Тяжело дыша, потянулся к столу за сигаретами, но пришлось отказаться от своего намерения. Мелькнула соблазнительная мысль захватить комиссара гестапо живьем, но, подумав, сообразил, что ничего нового тот не скажет, зато хлопот с ним досыта хлебнешь. Заглянул в гостиную. Спит хмырь! Откинулся в кресле, одна нога на ящике для дров, другая сползла на пол. Тощий, длинный, как оглобля. Видать, жилистый, проснется — возни не оберешься. Шагах в трех, когда крался, гестаповец приподнял голову и они встретились взглядами. Даже в неярком свете камина стало видно, как судорогой перекосилось его лицо, рука молниеносно нырнула в карман, рот открылся для крика...
Вытирая о полу его френча лезвие ножа, Груздев содрогнулся от отвращения. Противно убивать сонного врага, но иного выхода не нашлось. В открытой схватке они с Костей не справились бы с черномундирной сворой. Эсэсы стреляют быстро и метко. Нечаянно разбудишь — сам в покойники угодишь. Гитлеровцы подолгу не раздумывают.
Рука тряслась. Вытер мокрую ладонь о гестаповский френч, посмотрел на стену, где раньше висел штуцер. Пусто... С новой силой подкатила к сердцу жаркая волна ненависти: такого человека, гады, загубили! А он, дурак, еще совестью мается, когда эсэсы не щадят ни старого, ни малого, ни правого, ни виноватого...
Внизу с фрицами кончено, а наверху?! По знакомой, множество раз хоженной лестнице, держась поближе к перильцам, чтоб ступеньки не скрипнули, поднялся на второй этаж. Заглянул в спаленку Женевьевы. Никого! И в той, где они с Костей ночевали, пусто. На носочках вдоль коридорчика, бесшумно раскрывая двери, добрым словом поминал заботливого хозяина, смазавшего шарниры жиром. Неужели гитлеровцы засели в засаде на улице?

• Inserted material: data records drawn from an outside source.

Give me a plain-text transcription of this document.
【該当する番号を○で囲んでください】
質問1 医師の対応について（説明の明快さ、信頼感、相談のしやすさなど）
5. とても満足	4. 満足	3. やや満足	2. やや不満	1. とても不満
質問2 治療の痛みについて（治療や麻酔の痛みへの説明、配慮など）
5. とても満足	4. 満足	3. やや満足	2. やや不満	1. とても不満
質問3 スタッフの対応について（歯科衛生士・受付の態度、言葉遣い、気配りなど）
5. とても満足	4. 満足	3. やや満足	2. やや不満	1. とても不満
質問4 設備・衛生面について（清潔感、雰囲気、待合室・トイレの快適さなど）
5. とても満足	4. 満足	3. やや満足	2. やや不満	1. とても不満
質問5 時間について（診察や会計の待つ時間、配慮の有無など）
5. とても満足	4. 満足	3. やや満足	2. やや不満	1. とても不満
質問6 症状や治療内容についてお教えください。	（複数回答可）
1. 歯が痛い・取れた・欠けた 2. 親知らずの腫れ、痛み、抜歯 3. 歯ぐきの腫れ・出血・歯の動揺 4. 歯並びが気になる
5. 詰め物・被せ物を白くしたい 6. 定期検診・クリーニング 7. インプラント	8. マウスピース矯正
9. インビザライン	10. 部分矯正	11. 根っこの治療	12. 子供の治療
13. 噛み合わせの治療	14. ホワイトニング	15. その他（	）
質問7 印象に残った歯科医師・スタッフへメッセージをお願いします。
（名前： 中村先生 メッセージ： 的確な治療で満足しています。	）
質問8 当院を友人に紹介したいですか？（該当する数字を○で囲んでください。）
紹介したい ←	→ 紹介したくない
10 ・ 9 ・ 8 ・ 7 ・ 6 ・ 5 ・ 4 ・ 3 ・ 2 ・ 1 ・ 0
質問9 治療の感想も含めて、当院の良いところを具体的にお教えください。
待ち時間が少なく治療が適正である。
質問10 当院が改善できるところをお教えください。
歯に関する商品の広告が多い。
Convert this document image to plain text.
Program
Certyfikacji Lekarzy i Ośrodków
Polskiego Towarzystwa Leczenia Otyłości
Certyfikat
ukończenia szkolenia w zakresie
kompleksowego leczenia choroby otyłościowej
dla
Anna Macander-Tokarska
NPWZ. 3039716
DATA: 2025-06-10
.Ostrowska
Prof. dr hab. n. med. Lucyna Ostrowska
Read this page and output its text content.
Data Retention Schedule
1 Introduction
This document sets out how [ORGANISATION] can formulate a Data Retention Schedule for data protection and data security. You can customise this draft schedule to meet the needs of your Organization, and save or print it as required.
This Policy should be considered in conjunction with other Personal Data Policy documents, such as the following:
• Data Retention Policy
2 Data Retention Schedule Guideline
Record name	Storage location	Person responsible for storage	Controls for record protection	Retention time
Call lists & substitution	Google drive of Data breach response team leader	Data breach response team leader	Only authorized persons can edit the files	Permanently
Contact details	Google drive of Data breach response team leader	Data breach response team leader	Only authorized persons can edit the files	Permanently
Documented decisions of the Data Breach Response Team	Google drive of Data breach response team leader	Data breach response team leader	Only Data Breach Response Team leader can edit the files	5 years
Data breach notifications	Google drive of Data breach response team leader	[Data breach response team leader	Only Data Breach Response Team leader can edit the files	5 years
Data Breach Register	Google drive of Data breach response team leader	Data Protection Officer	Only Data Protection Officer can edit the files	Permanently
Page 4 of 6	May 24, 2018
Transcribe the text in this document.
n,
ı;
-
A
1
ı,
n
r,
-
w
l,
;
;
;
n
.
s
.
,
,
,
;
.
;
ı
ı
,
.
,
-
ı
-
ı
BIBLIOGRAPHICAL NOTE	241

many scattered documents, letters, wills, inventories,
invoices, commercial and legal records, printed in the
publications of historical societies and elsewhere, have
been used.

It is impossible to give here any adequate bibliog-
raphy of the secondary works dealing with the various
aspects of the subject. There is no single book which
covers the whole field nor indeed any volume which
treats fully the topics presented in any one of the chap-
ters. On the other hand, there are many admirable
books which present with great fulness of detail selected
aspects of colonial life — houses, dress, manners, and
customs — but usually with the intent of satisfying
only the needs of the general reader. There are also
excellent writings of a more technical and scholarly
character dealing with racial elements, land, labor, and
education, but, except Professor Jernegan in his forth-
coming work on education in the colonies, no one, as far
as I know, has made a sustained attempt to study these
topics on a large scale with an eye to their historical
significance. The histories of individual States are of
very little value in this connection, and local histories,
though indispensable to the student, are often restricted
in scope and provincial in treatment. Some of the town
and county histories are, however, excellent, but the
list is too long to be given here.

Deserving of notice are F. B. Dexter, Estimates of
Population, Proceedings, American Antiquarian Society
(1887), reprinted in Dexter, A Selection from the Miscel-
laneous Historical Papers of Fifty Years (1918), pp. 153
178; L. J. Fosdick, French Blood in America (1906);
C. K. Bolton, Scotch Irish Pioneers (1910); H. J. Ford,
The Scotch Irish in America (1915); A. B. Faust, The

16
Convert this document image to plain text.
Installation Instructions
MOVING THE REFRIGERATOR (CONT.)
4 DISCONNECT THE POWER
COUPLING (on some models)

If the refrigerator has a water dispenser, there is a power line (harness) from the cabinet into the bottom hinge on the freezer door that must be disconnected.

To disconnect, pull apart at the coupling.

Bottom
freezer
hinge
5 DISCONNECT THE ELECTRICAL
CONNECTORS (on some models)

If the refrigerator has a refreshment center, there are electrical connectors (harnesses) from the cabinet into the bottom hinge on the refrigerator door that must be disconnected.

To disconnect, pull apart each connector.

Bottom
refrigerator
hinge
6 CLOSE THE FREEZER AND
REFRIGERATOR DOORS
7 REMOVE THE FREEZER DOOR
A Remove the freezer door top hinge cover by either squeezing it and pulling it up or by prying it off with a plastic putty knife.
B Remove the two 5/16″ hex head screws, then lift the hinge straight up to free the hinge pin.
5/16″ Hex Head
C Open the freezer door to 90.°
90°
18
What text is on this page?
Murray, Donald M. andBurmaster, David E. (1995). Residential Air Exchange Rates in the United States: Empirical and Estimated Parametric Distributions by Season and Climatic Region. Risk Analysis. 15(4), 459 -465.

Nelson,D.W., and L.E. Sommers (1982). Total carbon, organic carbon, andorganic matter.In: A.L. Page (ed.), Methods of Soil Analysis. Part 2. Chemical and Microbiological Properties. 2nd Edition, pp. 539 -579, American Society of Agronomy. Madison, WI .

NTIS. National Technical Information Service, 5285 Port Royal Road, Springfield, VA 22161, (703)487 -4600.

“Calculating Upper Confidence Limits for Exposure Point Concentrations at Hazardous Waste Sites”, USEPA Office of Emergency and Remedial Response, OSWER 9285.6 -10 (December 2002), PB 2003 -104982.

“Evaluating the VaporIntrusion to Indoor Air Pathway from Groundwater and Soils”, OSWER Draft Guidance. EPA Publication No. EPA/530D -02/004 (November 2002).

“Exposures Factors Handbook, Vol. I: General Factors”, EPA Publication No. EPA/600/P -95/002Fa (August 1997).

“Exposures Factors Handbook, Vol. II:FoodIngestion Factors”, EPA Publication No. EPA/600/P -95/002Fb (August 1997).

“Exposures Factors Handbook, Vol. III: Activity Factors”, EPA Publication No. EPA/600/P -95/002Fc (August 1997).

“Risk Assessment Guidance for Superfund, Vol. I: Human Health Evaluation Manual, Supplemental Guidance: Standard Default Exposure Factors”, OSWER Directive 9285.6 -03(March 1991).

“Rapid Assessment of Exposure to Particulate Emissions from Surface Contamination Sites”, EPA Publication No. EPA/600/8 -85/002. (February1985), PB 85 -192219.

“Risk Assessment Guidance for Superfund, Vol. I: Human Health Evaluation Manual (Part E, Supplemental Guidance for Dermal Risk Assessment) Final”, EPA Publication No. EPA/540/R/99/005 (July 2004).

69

Нет, на дворе они не остались.
А-а, вон где они пристроились! В хозяйской спальне вчетвером разлеглись поперек сдвинутых кроватей. Чувствуют себя в полной безопасности и дрыхнут без задних ног. Автоматы под боком, руки на оружии. С ножом к ним не подступишься, от гранаты проку мало. Осколки обязательно обойдут одного-двух немцев, и тогда самому кисло придется. На испуг их не возьмешь, надо мозгами шевелить... Прокрался в угол к шифоньеру, где тень погуще, взвел пистолет и гаркнул во всю глотку:
— Хальт!
Спящих будто матрасные пружины подбросили. Спросонья растерялись, недоуменно вытаращились, не понимая, откуда захлестали пистолетные выстрелы. И сразу бешеный Костин топот по лестнице. Ворвался со шмайссером наперевес, глаза шальные.